Володя Пименов к концу войны оказался рекордсменом среди воздушных стрелков: на его счету было 137 боевых вылетов. А летать он начал лишь осенью 1943 года.
Перед войной был курсантом Челябинского штурманского авиаучилища, а воевать пришлось в пехоте разведчиком. Его часть в сорок втором отходила с боями от Старобельска до Моздока. Потом с 8-й гвардейской стрелковой бригадой высаживался на "Малую землю" под Новороссийском. Этому десанту нам пришлось в сорок третьем сбрасывать листовки такого содержания: "За вами следит весь фронт. Держитесь! Ваш десант - нож в спину немцев!" И героический десант выстоял.

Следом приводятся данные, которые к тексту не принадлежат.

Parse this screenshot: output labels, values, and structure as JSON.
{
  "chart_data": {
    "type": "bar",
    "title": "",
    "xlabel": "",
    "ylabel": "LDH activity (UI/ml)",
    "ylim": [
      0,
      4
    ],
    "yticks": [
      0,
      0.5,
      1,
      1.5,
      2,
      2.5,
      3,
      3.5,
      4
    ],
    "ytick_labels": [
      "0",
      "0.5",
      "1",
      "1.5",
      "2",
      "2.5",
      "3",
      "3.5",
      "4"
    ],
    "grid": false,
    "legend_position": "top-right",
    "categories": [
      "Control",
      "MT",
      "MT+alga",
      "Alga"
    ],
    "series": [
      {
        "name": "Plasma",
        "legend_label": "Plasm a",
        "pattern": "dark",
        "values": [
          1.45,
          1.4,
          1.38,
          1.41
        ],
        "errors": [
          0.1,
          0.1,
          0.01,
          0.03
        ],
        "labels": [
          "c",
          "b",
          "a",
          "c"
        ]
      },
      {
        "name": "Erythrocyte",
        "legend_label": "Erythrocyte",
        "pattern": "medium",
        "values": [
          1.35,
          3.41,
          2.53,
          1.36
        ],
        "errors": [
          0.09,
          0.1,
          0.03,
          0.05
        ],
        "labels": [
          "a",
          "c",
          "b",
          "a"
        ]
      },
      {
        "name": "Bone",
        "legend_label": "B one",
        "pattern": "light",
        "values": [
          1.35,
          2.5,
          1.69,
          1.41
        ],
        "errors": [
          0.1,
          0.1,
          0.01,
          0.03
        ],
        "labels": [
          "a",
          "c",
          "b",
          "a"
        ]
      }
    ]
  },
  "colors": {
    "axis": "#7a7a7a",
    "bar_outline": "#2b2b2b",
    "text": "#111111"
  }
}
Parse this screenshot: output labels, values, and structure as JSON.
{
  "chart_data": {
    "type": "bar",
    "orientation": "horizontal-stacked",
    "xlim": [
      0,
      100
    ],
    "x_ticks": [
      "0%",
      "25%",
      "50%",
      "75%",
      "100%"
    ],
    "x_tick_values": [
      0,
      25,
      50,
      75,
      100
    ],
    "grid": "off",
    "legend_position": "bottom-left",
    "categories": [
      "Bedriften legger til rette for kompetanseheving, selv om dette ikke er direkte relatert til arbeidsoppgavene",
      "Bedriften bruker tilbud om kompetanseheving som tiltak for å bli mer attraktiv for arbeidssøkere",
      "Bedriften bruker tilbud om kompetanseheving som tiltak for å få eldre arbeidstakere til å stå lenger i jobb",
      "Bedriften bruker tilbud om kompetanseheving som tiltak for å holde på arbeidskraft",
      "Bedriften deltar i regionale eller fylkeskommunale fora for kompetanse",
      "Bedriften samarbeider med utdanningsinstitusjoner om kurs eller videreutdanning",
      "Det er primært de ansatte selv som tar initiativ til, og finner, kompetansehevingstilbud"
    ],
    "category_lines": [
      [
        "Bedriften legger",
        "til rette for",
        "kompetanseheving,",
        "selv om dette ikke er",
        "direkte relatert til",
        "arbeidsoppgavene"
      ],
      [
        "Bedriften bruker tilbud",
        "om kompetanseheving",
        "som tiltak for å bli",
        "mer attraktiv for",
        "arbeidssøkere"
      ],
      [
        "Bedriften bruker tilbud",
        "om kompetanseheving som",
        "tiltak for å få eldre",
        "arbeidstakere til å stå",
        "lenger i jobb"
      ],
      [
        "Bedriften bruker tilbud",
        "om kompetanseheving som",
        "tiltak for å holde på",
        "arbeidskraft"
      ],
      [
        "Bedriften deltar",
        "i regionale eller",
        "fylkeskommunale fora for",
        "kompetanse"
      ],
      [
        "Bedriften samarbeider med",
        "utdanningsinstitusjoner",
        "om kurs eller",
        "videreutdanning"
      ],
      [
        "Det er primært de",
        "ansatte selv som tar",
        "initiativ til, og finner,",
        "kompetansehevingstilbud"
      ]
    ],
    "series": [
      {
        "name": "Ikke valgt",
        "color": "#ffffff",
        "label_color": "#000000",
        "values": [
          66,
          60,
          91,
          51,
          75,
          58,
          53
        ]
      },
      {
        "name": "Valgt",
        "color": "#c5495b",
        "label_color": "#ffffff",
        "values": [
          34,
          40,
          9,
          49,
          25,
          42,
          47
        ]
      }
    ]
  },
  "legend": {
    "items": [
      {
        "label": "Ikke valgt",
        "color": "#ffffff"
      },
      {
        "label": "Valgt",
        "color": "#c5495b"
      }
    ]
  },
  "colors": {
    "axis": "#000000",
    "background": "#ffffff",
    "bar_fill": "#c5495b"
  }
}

Пименова снова послали в авиацию.
- Пойдешь в штурмовую стрелком.
- Я живого штурмовика близко не видел, - пошлите подучиться.
- У нас боевая армия, а не училище, - сказали ему в штабе 4-й воздушной армии. - В части подучитесь.
Учителем у Пименова был наш Дремлюк. И полетел "испеченный" стрелок!
Летал на Кубани, в Крыму, отбил с Остапенко "атаку" майора Колоба над Севастополем. И теперь неразлучный экипаж над Белоруссией.
Полетели штурмовать эшелоны на железнодорожной станции. Удар зенитного снаряда - загорелся нижний бензобак.
- Володя, я ничего не вижу. Какая высота? Далеко ли до линии фронта? спрашивает Остапенко.
- Чуть выбери из угла... Так держи! Потяни, потяни еще немножко...
Тянул Остапенко, сколько мог, потом самолет пошел к земле - удар.
Пименов очнулся, - самолет лежит в торфянике, дымит. Летчик все еще в кабине. Лицо в крови, тлеет одежда, обгорели руки, а рядом рвутся мины, свистят пули. Стрелок взвалил на себя летчика, пополз с ним к кустарнику.